After an upgrade to Ubuntu 11.04 on my computer at work I noticed one of my SSD drives were dead in my RAID1 (mirror) and this is how I fixed the problem as well as adding some monitoring to being noticed next time around something breaks.
I managed to get the drive working merely by physically plug it out and in again, but my RAID were still obviously screwed so I had to sync the drives.
First, I checked the current status, and this can be done in two ways.
And, as the output stated my second drive (/dev/sdb2) were not in sync.
First I removed it from the RAID altogether.

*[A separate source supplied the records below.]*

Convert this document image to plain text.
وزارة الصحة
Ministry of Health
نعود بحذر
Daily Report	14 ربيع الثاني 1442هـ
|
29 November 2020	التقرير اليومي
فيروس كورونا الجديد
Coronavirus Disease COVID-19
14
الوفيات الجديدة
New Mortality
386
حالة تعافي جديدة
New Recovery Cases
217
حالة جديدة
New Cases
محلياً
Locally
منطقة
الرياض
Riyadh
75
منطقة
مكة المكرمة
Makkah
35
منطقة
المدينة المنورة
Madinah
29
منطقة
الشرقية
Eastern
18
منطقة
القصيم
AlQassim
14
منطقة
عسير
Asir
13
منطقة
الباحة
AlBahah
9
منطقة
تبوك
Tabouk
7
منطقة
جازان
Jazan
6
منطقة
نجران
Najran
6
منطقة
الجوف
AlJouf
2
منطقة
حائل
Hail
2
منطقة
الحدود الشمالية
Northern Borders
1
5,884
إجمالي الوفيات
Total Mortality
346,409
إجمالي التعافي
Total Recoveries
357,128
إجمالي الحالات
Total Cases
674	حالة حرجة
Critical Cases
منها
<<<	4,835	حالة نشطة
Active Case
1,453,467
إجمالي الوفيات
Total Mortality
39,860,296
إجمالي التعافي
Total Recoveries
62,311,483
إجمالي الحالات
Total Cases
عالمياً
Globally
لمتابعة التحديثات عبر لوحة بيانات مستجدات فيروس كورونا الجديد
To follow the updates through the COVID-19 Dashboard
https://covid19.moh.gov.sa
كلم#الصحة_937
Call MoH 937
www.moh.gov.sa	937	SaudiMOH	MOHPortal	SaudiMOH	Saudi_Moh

mdadm /dev/md0 --remove /dev/sdb2
Then I re-added it as such
mdadm /dev/md0 --re-add /dev/sdb2
You’ll see in syslog that the RAID is being rebuilt, but I’ll rather do this for some more information
You’ll see this: [U_] if one of the disks is faulty, and [UU] if both are up.
Now to the next step.
I noticed this mainly because I rebooted the computer, and with a >100 day uptime this could’ve been broken for ages, and of course this is quite dangerous if the other disk were to fail.
So I used mdadm’s built-in monitoring to send me an e-mail as soon as something would go wrong.
I run postfix locally and this is how I start the process.
/sbin/mdadm --monitor --pid-file /var/run/mdadm/monitor.pid --daemonise --scan --syslog --mail=your@email.here
You can actually try this out by breaking your RAID on purpose using these commands, but don’t forget to rebuild it as explained above!
mdadm /dev/md0 --fail /dev/sdb2
mdadm /dev/md0 --remove /dev/sdb2
This will send you an e-mail with the output from /proc/mdstat as well as a short explanation of what mdadm think is wrong.